先日届いた判例時報2252号の61頁に、行政書士が、交通事故の被害者との間で締結した自賠責保険の申請手続、書類作成及びこれに付随する業務に関し報酬の支払を受ける旨の契約が、弁護士法72条に違反し無効であると判示した大阪高裁平成26年6月12日判決が掲載されていました。
「将来法的紛議が発生することが予測される状況において控訴人が行った書類作成や相談に応じての助言指導は、いずれもそもそもそ行政書士の業務(行政書士法1条の2第1項)に当たらず、また、弁護士法72条により禁止される一般の法律事件に関する法律事務に当ることが明らかであるから、行政書士が取り扱うことが制限されているものである。

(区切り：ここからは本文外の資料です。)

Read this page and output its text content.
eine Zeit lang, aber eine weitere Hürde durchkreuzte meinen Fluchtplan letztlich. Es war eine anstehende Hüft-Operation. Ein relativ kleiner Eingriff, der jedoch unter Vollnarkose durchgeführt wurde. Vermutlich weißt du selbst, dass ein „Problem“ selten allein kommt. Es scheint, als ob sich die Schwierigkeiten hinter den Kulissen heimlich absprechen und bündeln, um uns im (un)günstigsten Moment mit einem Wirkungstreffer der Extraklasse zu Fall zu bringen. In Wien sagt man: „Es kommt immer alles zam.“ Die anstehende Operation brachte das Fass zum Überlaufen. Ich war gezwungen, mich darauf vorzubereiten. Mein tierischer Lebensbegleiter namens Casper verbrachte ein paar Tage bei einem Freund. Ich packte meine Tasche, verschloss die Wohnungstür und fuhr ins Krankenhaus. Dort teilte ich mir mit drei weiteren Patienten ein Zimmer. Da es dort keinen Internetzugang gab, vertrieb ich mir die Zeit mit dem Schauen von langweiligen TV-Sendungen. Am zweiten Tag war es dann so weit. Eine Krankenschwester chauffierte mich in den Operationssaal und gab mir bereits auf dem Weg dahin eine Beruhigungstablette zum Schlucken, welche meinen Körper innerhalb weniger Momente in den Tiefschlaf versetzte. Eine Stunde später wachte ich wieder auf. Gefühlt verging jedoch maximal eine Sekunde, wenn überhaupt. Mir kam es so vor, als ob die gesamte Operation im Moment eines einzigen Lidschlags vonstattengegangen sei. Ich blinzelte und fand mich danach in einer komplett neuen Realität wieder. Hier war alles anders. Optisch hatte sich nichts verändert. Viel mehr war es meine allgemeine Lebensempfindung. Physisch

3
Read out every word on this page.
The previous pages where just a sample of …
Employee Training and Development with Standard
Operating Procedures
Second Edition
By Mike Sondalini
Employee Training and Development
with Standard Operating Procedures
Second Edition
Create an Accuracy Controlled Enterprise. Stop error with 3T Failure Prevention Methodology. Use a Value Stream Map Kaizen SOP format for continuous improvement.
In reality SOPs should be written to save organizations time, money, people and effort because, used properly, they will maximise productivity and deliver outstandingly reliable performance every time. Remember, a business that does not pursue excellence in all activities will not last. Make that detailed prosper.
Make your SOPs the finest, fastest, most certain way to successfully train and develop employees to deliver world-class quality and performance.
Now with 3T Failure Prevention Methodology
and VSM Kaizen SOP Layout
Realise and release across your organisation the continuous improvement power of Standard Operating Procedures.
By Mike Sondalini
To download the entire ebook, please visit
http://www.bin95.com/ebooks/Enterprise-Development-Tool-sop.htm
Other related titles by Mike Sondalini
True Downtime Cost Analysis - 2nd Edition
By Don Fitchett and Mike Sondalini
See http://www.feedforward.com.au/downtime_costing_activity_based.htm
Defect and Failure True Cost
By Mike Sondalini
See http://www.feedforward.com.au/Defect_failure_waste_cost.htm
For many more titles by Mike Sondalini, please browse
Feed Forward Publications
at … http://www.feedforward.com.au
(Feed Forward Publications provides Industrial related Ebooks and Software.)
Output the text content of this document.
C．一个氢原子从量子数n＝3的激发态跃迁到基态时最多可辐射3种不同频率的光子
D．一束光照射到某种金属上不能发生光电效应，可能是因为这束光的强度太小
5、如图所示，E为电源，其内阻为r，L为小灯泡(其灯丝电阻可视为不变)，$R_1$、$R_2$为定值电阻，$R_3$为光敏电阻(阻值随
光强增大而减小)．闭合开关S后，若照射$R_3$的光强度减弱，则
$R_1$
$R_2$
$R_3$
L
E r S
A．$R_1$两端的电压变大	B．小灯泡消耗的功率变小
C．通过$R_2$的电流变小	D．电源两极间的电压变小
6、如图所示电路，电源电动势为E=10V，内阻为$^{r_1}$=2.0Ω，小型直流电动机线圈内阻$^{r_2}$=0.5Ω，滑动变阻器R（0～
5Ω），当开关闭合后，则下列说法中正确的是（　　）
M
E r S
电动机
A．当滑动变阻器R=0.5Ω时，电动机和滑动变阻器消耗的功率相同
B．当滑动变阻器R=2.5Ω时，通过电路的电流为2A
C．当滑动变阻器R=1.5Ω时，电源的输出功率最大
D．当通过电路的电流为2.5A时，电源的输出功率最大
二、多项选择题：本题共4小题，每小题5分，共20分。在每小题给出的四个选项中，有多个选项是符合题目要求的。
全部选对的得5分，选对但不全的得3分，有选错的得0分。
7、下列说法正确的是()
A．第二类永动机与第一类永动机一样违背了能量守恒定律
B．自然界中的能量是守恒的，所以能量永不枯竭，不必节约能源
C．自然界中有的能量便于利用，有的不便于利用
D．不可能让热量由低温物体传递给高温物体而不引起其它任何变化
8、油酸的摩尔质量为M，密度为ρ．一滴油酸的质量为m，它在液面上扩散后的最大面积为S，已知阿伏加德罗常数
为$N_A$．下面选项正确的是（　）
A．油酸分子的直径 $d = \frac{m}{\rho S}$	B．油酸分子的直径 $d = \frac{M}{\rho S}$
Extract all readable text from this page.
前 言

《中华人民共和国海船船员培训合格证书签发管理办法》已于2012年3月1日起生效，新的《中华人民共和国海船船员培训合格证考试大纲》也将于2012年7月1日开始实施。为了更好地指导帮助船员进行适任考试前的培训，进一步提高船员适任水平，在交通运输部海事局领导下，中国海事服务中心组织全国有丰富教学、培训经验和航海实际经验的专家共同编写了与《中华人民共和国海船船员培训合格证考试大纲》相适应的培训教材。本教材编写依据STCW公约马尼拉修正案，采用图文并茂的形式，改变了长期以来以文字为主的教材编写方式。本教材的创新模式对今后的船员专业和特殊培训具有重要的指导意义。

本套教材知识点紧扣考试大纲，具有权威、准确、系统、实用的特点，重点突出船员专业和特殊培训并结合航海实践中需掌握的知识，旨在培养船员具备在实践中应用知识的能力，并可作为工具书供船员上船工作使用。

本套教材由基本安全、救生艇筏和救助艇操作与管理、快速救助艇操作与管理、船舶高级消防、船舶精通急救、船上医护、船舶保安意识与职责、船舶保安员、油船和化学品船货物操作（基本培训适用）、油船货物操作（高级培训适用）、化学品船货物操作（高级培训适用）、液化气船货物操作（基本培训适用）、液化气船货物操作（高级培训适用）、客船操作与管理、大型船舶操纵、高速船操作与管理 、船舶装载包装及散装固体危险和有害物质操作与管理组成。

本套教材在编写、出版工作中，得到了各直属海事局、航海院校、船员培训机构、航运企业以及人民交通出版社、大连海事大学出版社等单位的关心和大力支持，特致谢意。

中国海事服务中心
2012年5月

」とのことです。
これは、刑事事件としての弁護士法72条違反の罪の成否が問題となった最高裁平成22年7月20日決定↓が、「交渉において解決しなければならない法的紛議が生ずることがほぼ不可避である案件に係るものであって、弁護士法72条にいう「その他一般の法律事件」に関するものというべき」と判示しているのを踏まえての判断だそうです。
http://www.courts.go.jp/app/hanrei_jp/detail2?id=80472
行政書士側は、上告・上告受理申立を行ったものの、上告棄却・上告不受理だそうです。
先日、報道もありましたが↓、このように、弁護士法違反(非弁行為)の問題は、民事・刑事の双方で問題となります。
http://morikoshisoshiro.seesaa.net/article/419273821.html
昔々、私が、非弁委員会に所属していた時代には、「交通事故による損害賠償額は、赤本や青本という明確な基準に従い算定されるので、法的紛議ではない。」というようなことが書いてあるホームページもありましたが、さすがに、今は、ないですかね。